A) Docking models of RSLA and lipid IVa bound to horse TLR4/MD-2 were overlaid to assess ligand and receptor positioning. The acyl chains of RSLA (blue) sit more deeply in the MD-2 (pink) pocket than lipid IVa (green), and the R2 chain of RSLA protrudes from the MD-2 pocket to contact TLR4* (grey). The 1-PO₄ is also moved away from TLR4 due to lowering of the diglucosamine backbone. B) Overlay of RSLA (blue; horse model), lipid IVa (green; horse model) and lipid A (red; human crystal) in situ in the MD-2 pocket. TLR4 and MD-2 have been removed for clarity. The PO₄ groups and acyl chains of all three ligands sit somewhat differently to one another within the pocket. Lipid A and RSLA appear to occupy a similar volume within the pocket.

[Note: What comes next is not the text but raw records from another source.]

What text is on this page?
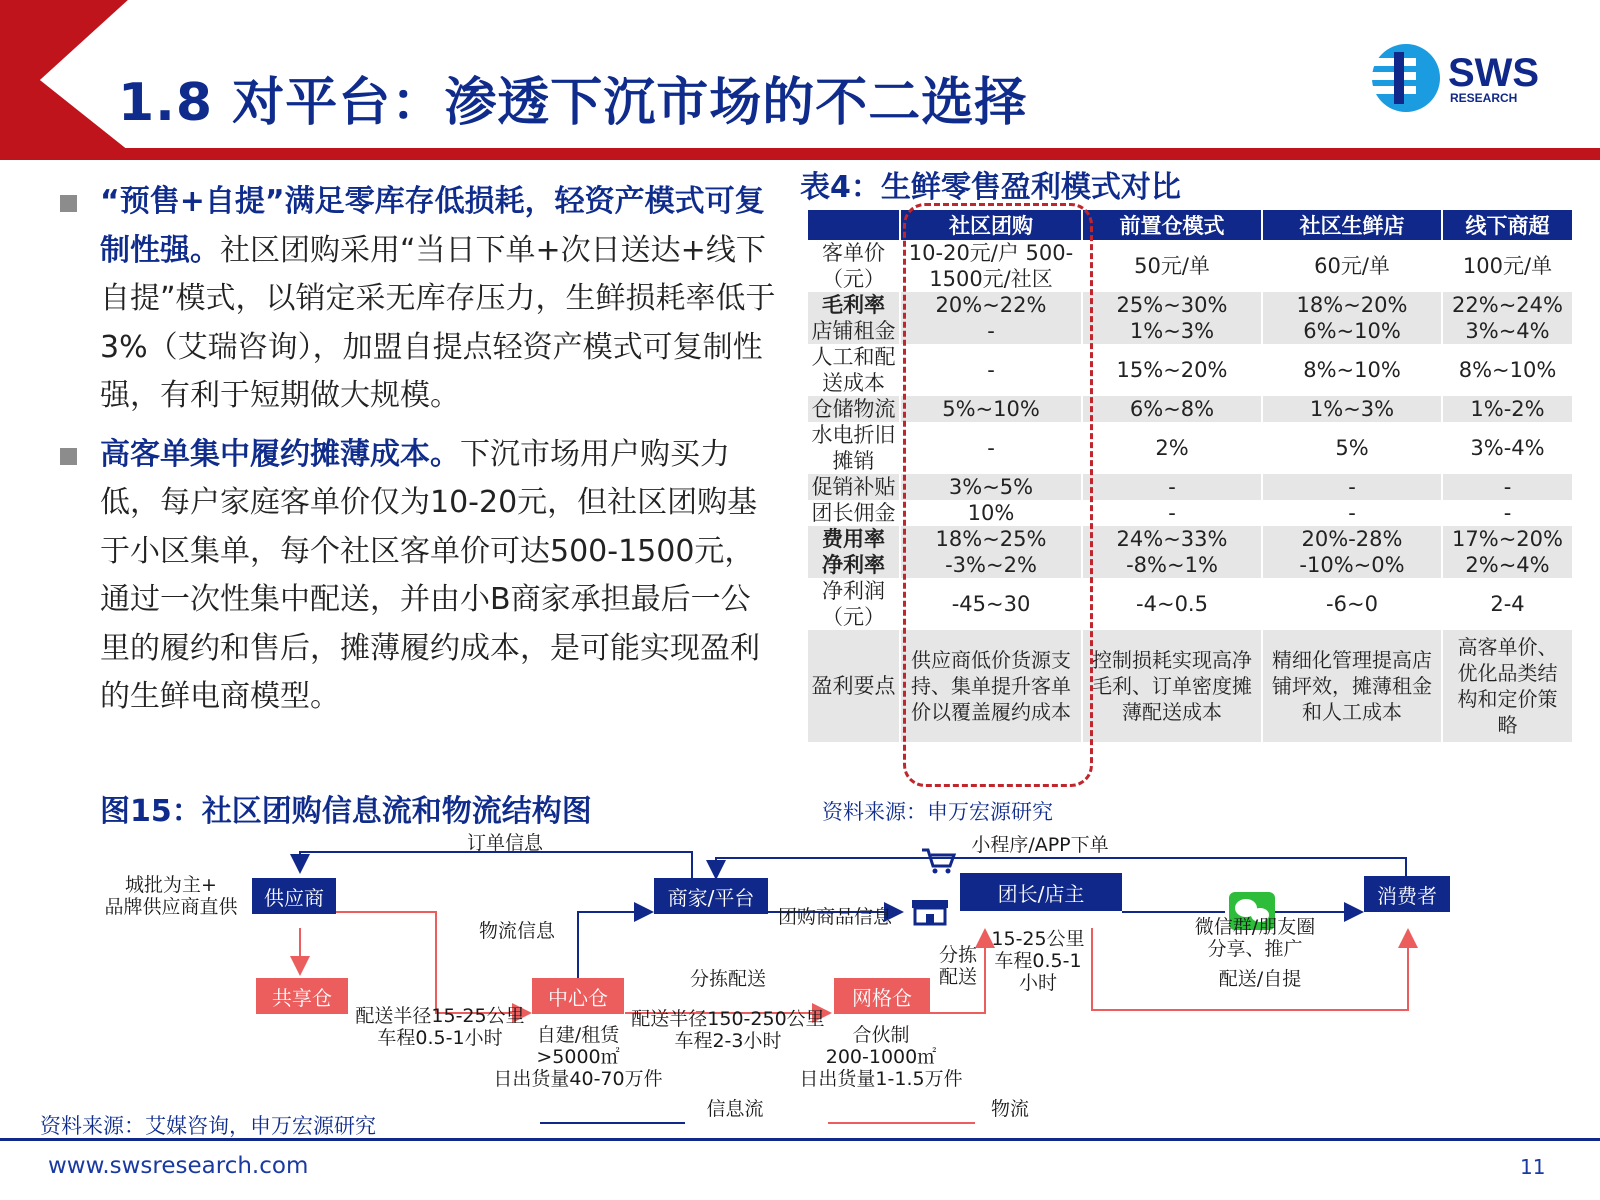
1.8 对平台：渗透下沉市场的不二选择	SWS
RESEARCH
“预售+自提”满足零库存低损耗，轻资产模式可复制性强。社区团购采用“当日下单+次日送达+线下自提”模式，以销定采无库存压力，生鲜损耗率低于3%（艾瑞咨询），加盟自提点轻资产模式可复制性强，有利于短期做大规模。
高客单集中履约摊薄成本。下沉市场用户购买力低，每户家庭客单价仅为10-20元，但社区团购基于小区集单，每个社区客单价可达500-1500元，通过一次性集中配送，并由小B商家承担最后一公里的履约和售后，摊薄履约成本，是可能实现盈利的生鲜电商模型。
表4：生鲜零售盈利模式对比
	社区团购	前置仓模式	社区生鲜店	线下商超
客单价（元）	10-20元/户 500-1500元/社区	50元/单	60元/单	100元/单
毛利率	20%~22%	25%~30%	18%~20%	22%~24%
店铺租金	-	1%~3%	6%~10%	3%~4%
人工和配送成本	-	15%~20%	8%~10%	8%~10%
仓储物流	5%~10%	6%~8%	1%~3%	1%-2%
水电折旧摊销	-	2%	5%	3%-4%
促销补贴	3%~5%	-	-	-
团长佣金	10%	-	-	-
费用率	18%~25%	24%~33%	20%-28%	17%~20%
净利率	-3%~2%	-8%~1%	-10%~0%	2%~4%
净利润（元）	-45~30	-4~0.5	-6~0	2-4
盈利要点	供应商低价货源支持、集单提升客单价以覆盖履约成本	控制损耗实现高净毛利、订单密度摊薄配送成本	精细化管理提高店铺坪效，摊薄租金和人工成本	高客单价、优化品类结构和定价策略
资料来源：申万宏源研究
图15：社区团购信息流和物流结构图
供应商	商家/平台	团长/店主	消费者
共享仓	中心仓	网格仓
城批为主+
品牌供应商直供
订单信息	小程序/APP下单
物流信息
团购商品信息
分拣配送
分拣
配送
15-25公里
车程0.5-1
小时
微信群/朋友圈
分享、推广
配送/自提
配送半径15-25公里
车程0.5-1小时	自建/租赁
>5000㎡
日出货量40-70万件
配送半径150-250公里
车程2-3小时	合伙制
200-1000㎡
日出货量1-1.5万件
信息流	物流
资料来源：艾媒咨询，申万宏源研究
www.swsresearch.com	11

Figure 5. RSLPS activity requires the presence of both R385 and P442 in horse TLR4.

HEK293 cells were transiently transfected with combinations of human and horse TLR4 and MD-2, together with horse CD14 and reporter constructs NF-κB-luc and phRG-TK. Cells were stimulated 48 hours later for 6 hours. Data are from a representative experiment (n = 3 experiments) and expressed as triplicate mean ±SEM for that experiment, relative to the maximum ECLPS response. A) TLR4 point mutants were transfected with horse MD-2/CD14 and stimulated with 100 ng/ml RSLPS, 10 ng/ml ECLPS, 100 ng/ml RSLPS+10 ng/ml ECLPS or medium alone. B) TLR4 point mutants were transfected with horse MD-2/CD14 and stimulated with 1 µg/ml lipid IVa, 1 µg/ml lipid IVa+10 ng/ml ECLPS, or medium alone.